Cause | Pathophysiology |
---|---|
Acute or chronic left ventricular failure | Raised left ventricular pressure → raised venous pressure |
Mitral stenosis | Raised left atrial pressure → raised pulmonary venous pressure |
Chronic bronchitis and emphysema | Hypoxia → pulmonary vasoconstriction → raised pulmonary venous pressure |
Emphysema | Loss of pulmonary tissue → reduced vascular bed |
Recurrent pulmonary emboli | Reduction in pulmonary vascular bed available for perfusion |
Primary pulmonary hypertension | Cause of raised pulmonary pressure unknown |
Vascular and systemic effects
Vascular changes
Hypertension accelerates atherosclerosis, but the lesions have the same histological appearances and distribution as in normotensive subjects. However, hypertension also causes thickening of the media of muscular arteries. This is the result of hyperplasia of smooth muscle cells and collagen deposition close to the internal elastic laminae. In contrast to atherosclerosis, which affects larger arteries, it is the smaller arteries and arterioles that are especially affected in hypertension (Fig. 13.11).
DIABETIC VASCULAR DISEASE
Hypertensive vascular disease
This is a frequent complication, especially when there is diabetic renal disease (Ch. 21).
Capillary microangiopathy
This is the most important and characteristic change in diabetes. The alterations are found throughout the systemic circulation and can be viewed directly in the retina (Fig. 13.13). Small arterioles and capillaries are affected and the principal clinical effects are diabetic retinopathy, diabetic glomerulosclerosis and peripheral neuropathy. The biochemical changes are complex and include abnormal glycosylation of proteins within the vessel wall. Although thickened, the basement membranes are unusually permeable, and there is increased passive transudation of protein. Small vessels dilate, forming capillary micro-aneurysms. In the eye, protein leakage stimulates a fibrous and vascular response, which damages the complex neural network of the retina.

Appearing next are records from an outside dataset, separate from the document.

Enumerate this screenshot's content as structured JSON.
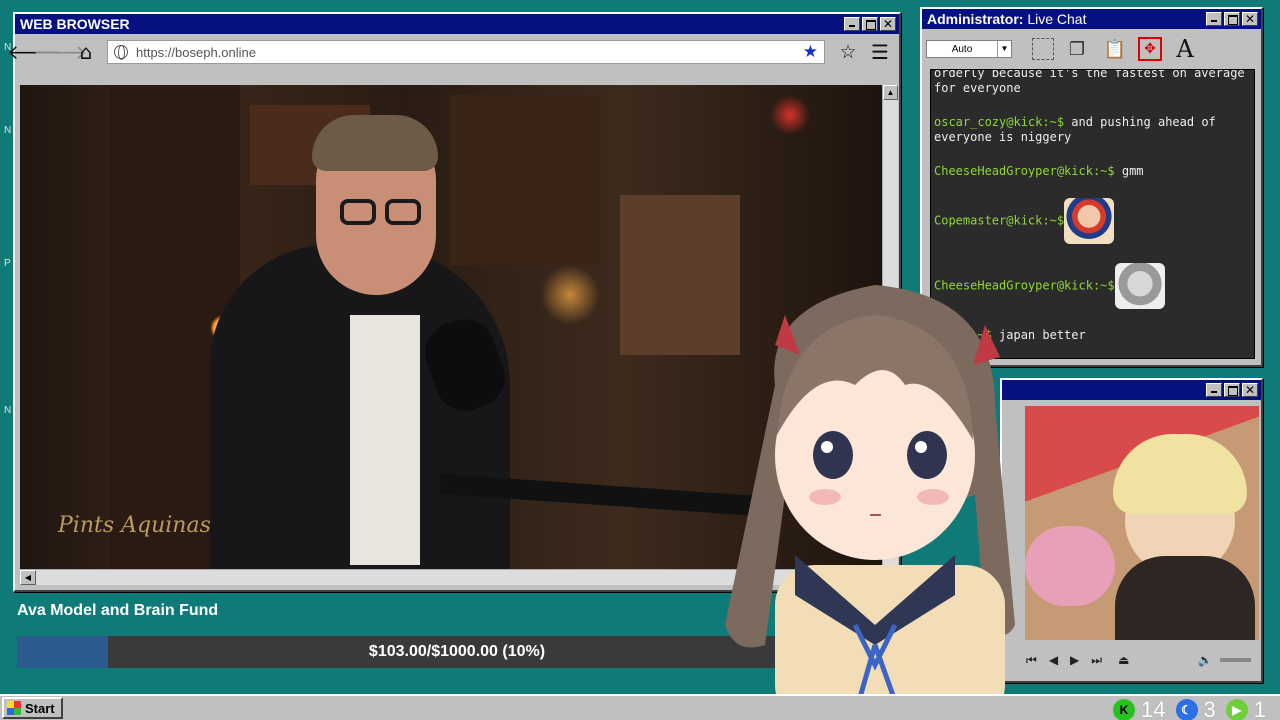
{
  "browser": {
    "title": "WEB BROWSER",
    "url": "https://boseph.online",
    "back_icon": "arrow-left-icon",
    "forward_icon": "arrow-right-icon",
    "home_icon": "home-icon",
    "bookmark_icon": "star-filled-icon",
    "favorite_icon": "star-outline-icon",
    "menu_icon": "hamburger-icon",
    "video_watermark": "Pints Aquinas"
  },
  "fund": {
    "title": "Ava Model and Brain Fund",
    "progress_text": "$103.00/$1000.00 (10%)",
    "raised": 103.0,
    "goal": 1000.0,
    "percent": 10
  },
  "chat": {
    "title_prefix": "Administrator:",
    "title_rest": " Live Chat",
    "zoom_select": "Auto",
    "messages": [
      {
        "user": "",
        "text": "orderly because it's the fastest on average for everyone"
      },
      {
        "user": "oscar_cozy@kick:~$",
        "text": " and pushing ahead of everyone is niggery"
      },
      {
        "user": "CheeseHeadGroyper@kick:~$",
        "text": " gmm"
      },
      {
        "user": "Copemaster@kick:~$",
        "text": "",
        "emote": "anime-face-emote"
      },
      {
        "user": "CheeseHeadGroyper@kick:~$",
        "text": "",
        "emote": "cat-face-emote"
      },
      {
        "user": "@kick:~$",
        "text": " japan better"
      }
    ]
  },
  "taskbar": {
    "start_label": "Start",
    "tray": [
      {
        "icon": "kick-icon",
        "count": "14"
      },
      {
        "icon": "moon-icon",
        "count": "3"
      },
      {
        "icon": "play-icon",
        "count": "1"
      }
    ]
  },
  "colors": {
    "desktop": "#0f7a78",
    "titlebar": "#06107f",
    "username": "#8fd63a",
    "fund_fill": "#2e5b8e"
  }
}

Capillary thrombosis causes retinal ischaemia. This is a stimulus to the ingrowth of new capillaries, which causes further retinal damage. Some degree of diabetic retinal disease is inevitable in longstanding diabetes, but only a minority of patients become blind. Intimal thickening of renal arterioles and micro-aneurysm formation in the glomerular capillaries are the underlying causes of diabetic renal disease. The excretion of small amounts of protein in the urine (micro-albuminuria) is the first evidence of this. Peripheral neuropathy results from disease of small vessels supplying nerves. Multicentre trials have shown that the rate of progression of major complications such as diabetic retinopathy and nephropathy can be reduced by careful control of blood sugar levels and prompt treatment of hypertension.
VASCULITIS
Pathogenesis
Vasculitis is the name given to inflammatory diseases of blood vessels. The cause of most forms of vasculitis is unknown but clinical and experimental studies suggest that in some cases the underlying pathology is a deposition of complexes of antigen and antibody in the vessel wall. Immune complexes are not inherently harmful, but if they lodge in tissues and activate complement they incite an acute inflammatory reaction and trigger the coagulation system. Repeated minor trauma may be the reason that the lesions of some vascular disorders develop on the extensor surfaces of the arms and on the buttocks (Fig. 13.14). Venous stasis may account for the fact that some examples of vasculitis are particularly prominent in the lower leg.